The investigational vaccine, the only candidate still being tested in a late-stage trial, was discontinued after an independent review found it did not prevent recipients from acquiring HIV. The trial, known as Mosaico, was conducted by Janssen, which is Johnson & Johnson's pharmaceutical division.
"We are disappointed with this outcome and stand in solidarity with the people and communities vulnerable to and affected by HIV," said Penny Heaton, M.D., global therapeutic area head, vaccines, Janssen Research & Development, said in a statement.
About the Mosaico trial
The Mosaico trial, which began in 2019, followed 3,900 men and transgender people who have sex with men and/or transgender people across eight countries in Europe and North and South America.
Participants were considered at high risk of contracting HIV.
When they enrolled in the trial, people were initially offered PrEP—pre-exposure prophylaxis, a medication that is highly effective in preventing HIV—and accepted into the study only if they repeatedly declined the preventive medicine.
Participants received four shots of either the vaccine or a placebo across 12 months. After reviewing the data, an independent monitoring board found no safety issues but also no significant difference in the HIV infection rate between the two groups.
"Though there have been significant advances in prevention since the beginning of the global epidemic, 1.5 million people acquired HIV in 2021 alone, underscoring the high unmet need for new options and why we have long worked to tackle this global health challenge," Heaton explained. "We remain steadfast in our commitment to advancing innovation in HIV, and we hope the data from Mosaico will provide insights for future efforts to develop a safe and effective vaccine."
Mosaico's ineffectiveness, while disappointing, was anticipated. A previous, separate trial called Imbokodo, which tested the same vaccine among women in Africa, was scrapped in 2021.
The search for an HIV vaccine continues
The failure is the most recent blow in the elusive search for an HIV vaccine.
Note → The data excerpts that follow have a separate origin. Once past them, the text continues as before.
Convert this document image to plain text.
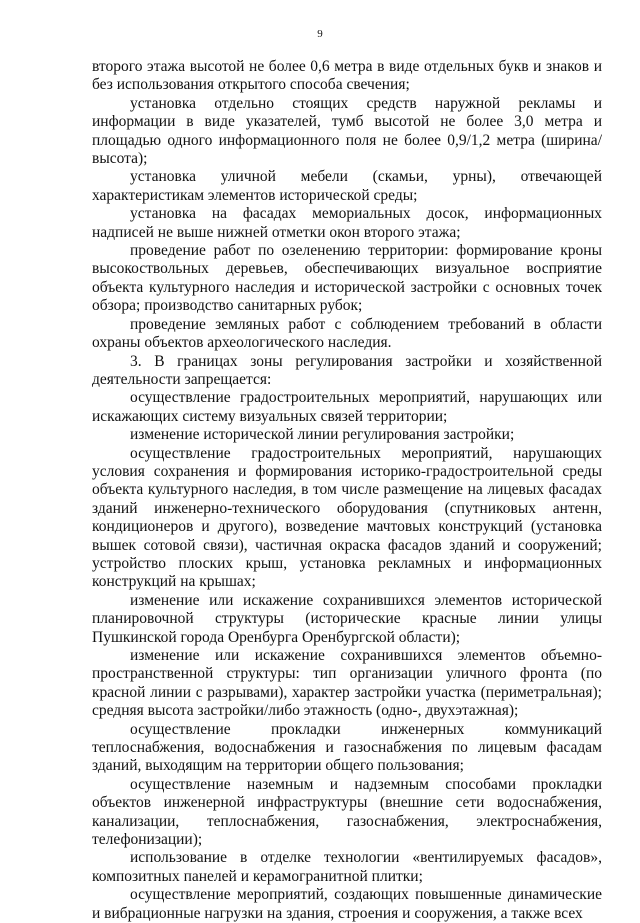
9

второго этажа высотой не более 0,6 метра в виде отдельных букв и знаков и без использования открытого способа свечения;

установка отдельно стоящих средств наружной рекламы и информации в виде указателей, тумб высотой не более 3,0 метра и площадью одного информационного поля не более 0,9/1,2 метра (ширина/высота);

установка уличной мебели (скамьи, урны), отвечающей характеристикам элементов исторической среды;

установка на фасадах мемориальных досок, информационных надписей не выше нижней отметки окон второго этажа;

проведение работ по озеленению территории: формирование кроны высокоствольных деревьев, обеспечивающих визуальное восприятие объекта культурного наследия и исторической застройки с основных точек обзора; производство санитарных рубок;

проведение земляных работ с соблюдением требований в области охраны объектов археологического наследия.

3. В границах зоны регулирования застройки и хозяйственной деятельности запрещается:

осуществление градостроительных мероприятий, нарушающих или искажающих систему визуальных связей территории;

изменение исторической линии регулирования застройки;

осуществление градостроительных мероприятий, нарушающих условия сохранения и формирования историко-градостроительной среды объекта культурного наследия, в том числе размещение на лицевых фасадах зданий инженерно-технического оборудования (спутниковых антенн, кондиционеров и другого), возведение мачтовых конструкций (установка вышек сотовой связи), частичная окраска фасадов зданий и сооружений; устройство плоских крыш, установка рекламных и информационных конструкций на крышах;

изменение или искажение сохранившихся элементов исторической планировочной структуры (исторические красные линии улицы Пушкинской города Оренбурга Оренбургской области);

изменение или искажение сохранившихся элементов объемно-пространственной структуры: тип организации уличного фронта (по красной линии с разрывами), характер застройки участка (периметральная); средняя высота застройки/либо этажность (одно-, двухэтажная);

осуществление прокладки инженерных коммуникаций теплоснабжения, водоснабжения и газоснабжения по лицевым фасадам зданий, выходящим на территории общего пользования;

осуществление наземным и надземным способами прокладки объектов инженерной инфраструктуры (внешние сети водоснабжения, канализации, теплоснабжения, газоснабжения, электроснабжения, телефонизации);

использование в отделке технологии «вентилируемых фасадов», композитных панелей и керамогранитной плитки;

осуществление мероприятий, создающих повышенные динамические и вибрационные нагрузки на здания, строения и сооружения, а также всех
Researchers have studied the virus for about 40 years and have yet to develop a vaccine or cure.
Developing a preventive vaccine for HIV has been a challenge for several reasons. Typical vaccine approaches fail with HIV due to the virus's unique biological properties, including an ability to rapidly mutate and shield itself from recognition from antibodies, according to the International AIDS Vaccine Initiative. While other vaccines work by teaching the immune system to generate antibodies that fight a virus, HIV disguises itself and mutates too rapidly for antibodies to contain the infection.
In spite of these hurdles, researchers remain hopeful. Other vaccines are in development, including efforts that rely upon the same mRNA vaccine technology behind some of the coronavirus vaccines, though it's too soon to assess their effectiveness.
"The search for a vaccine must continue, but it's important to remember that despite this setback, the world can still end AIDS by 2030 by delivering all the proven prevention and treatment options to all the people who need them," said Winnie Byanyima, executive director of the Joint United Nations Programme on HIV/AIDS (UNAIDS), in a statement about the Mosaic trial.
In addition to PrEP, an optimistic aspect of HIV treatment and prevention is modern antiretroviral therapy (ART), which involves taking medication to achieve and maintain an undetectable HIV viral load in the body.